Delta dnaK52 mutants of Escherichia coli have defects in chromosome segregation and plasmid maintenance at normal growth temperatures.

Major heat shock proteins, such as the Escherichia coli DnaK protein, not only are required for cell growth after heat shock but seem to possess important functions in cellular metabolism at normal growth temperatures as well. E. coli delta dnaK52 mutants have severe cellular defects at 30 degrees C, one of which is in cell division (B. Bukau and G. C. Walker, J. Bacteriol, 171:2337-2346, 1989). Here we show that at 30 degrees C, delta dnaK52 mutants have defects in chromosome segregation and in maintenance of low-copy-number plasmids. Fluorescence microscopic analysis revealed that chromosomes were frequently lacking at peripheries of cell filaments of delta dnaK52 mutants and clustered at other locations. In other parts of the cell filaments, chromosomes were apparently normally distributed and they were also present in most of the small cells found in populations of delta dnaK52 cells. These defects might be at the level of DNA replication, since delta dnaK52 mutants have a threshold lower rate of DNA synthesis than wild-type cells.
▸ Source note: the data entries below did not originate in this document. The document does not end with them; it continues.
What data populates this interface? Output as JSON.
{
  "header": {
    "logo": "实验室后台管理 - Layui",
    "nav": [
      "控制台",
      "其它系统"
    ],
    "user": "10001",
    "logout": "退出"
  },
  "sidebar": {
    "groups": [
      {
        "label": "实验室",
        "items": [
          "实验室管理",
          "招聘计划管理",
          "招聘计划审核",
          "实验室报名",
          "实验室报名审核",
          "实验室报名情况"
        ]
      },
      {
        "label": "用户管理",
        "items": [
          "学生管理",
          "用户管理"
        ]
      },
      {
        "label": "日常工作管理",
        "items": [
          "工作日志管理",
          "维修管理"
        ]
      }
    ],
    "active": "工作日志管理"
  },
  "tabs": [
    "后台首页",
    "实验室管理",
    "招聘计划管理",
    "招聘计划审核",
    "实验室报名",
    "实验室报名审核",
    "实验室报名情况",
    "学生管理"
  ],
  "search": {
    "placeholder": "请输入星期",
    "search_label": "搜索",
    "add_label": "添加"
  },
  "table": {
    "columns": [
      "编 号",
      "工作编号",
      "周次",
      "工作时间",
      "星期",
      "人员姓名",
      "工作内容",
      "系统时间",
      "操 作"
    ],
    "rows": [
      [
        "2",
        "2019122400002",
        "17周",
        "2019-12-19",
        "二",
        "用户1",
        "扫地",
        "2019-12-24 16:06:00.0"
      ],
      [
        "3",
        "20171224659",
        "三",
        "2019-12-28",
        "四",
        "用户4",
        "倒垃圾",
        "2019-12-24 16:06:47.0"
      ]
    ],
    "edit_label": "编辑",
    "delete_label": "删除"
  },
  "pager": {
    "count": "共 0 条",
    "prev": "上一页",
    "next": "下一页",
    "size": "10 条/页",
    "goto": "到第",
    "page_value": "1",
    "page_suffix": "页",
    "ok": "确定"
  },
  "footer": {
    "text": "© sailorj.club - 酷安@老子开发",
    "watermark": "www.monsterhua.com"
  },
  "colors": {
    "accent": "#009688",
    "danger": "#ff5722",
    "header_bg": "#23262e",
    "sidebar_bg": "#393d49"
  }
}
Chromosome segregation defects of delta dnaK52 mutants were also observed in an rnh dnaA mutant background, in which initiation of DNA replication is DnaA-oriC independent. We also found that low-copy-number P1 miniplasmids could not be stably maintained in delta dnaK52 mutants at 30 degrees C. delta par P1 miniplasmids that carry the P1-encoded rep functions required for their replication but lack the P1-encoded par functions required for faithful partitioning of the plasmids during cell division were also unstable in delta dnaK52 mutants. Taken together, our results indicate important, although not absolutely essential, functions for DnaK at 30 degrees C in one or more processes necessary for correct replication and/or partitioning of chromosomes and P1 miniplasmids. Furthermore, we found that P1 miniplasmids were also highly unstable in dnaJ259 mutants, indicating a role for the DnaJ heat shock protein in maintenance of these plasmids.